Cullinan v. Walker, 262 U.S. 134 (1923)

Cullinan v. Walker


No. 301


Argued March 9, 1923
Decided April 30, 1923
262 U.S. 134

ERROR TO HE DISTRICT COURT OF THE UNITED STATES
FOR THE SOUTHERN DISTRICT OF TEXAS

Syllabus

1. The gain accruing to a shareholder through enhancement of the value of his shares, and which, when segregated, becomes legally income subject to the income tax, may be segregated by a dividend made on liquidation of the corporation as well as by an ordinary dividend. P. 137.

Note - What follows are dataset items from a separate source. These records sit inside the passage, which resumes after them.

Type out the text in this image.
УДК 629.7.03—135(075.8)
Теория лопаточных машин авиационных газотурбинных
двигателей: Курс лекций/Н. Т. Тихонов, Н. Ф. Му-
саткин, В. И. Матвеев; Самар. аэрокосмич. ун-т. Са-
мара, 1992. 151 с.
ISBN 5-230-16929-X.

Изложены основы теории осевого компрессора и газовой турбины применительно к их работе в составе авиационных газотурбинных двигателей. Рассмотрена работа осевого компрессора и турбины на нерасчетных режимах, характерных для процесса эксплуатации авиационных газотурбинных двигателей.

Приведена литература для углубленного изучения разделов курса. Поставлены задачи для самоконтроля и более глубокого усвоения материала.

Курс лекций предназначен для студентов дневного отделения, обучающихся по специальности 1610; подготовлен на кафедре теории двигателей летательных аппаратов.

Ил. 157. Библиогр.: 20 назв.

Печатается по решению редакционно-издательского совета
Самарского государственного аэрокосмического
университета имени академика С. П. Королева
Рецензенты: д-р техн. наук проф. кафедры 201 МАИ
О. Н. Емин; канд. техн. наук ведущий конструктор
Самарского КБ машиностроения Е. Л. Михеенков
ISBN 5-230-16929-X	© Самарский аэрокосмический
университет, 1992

2. Partly to comply with its state law and partly to procure additional credit for the business, an oil corporation was dissolved; its trustees in liquidation formed a producing corporation and a pipeline corporation, in the same state, transferred one-half of the assets to each, receiving from each in return its stock and its bonds, transferred all this stock to a holding corporation, which they formed in another state, receiving in exchange its stock, and distributed this stock, with the bonds of the other two existing corporations, among the persons who had been the stockholders of the dissolved concern. The three new corporations had, at the time of the distribution, no assets other than those so received from the trustees, and the value of the assets was the same as when the trustees held them. Held, that the securities thus distributed were not in legal effect a stock dividend, and that a distributee was taxable under the income tax provision of September 8, 1916, c. 463, Tit. I, §§ 1 and 2, 39 Stat. 756, upon the amount by which the securities he received exceeded in value his investment in the shares of the original corporation. P. 136. United States v. Phellis, 257 U.S. 156.

Affirmed.

Error to a judgment of the district court in an action against an internal revenue collector to recover back a tax paid under protest.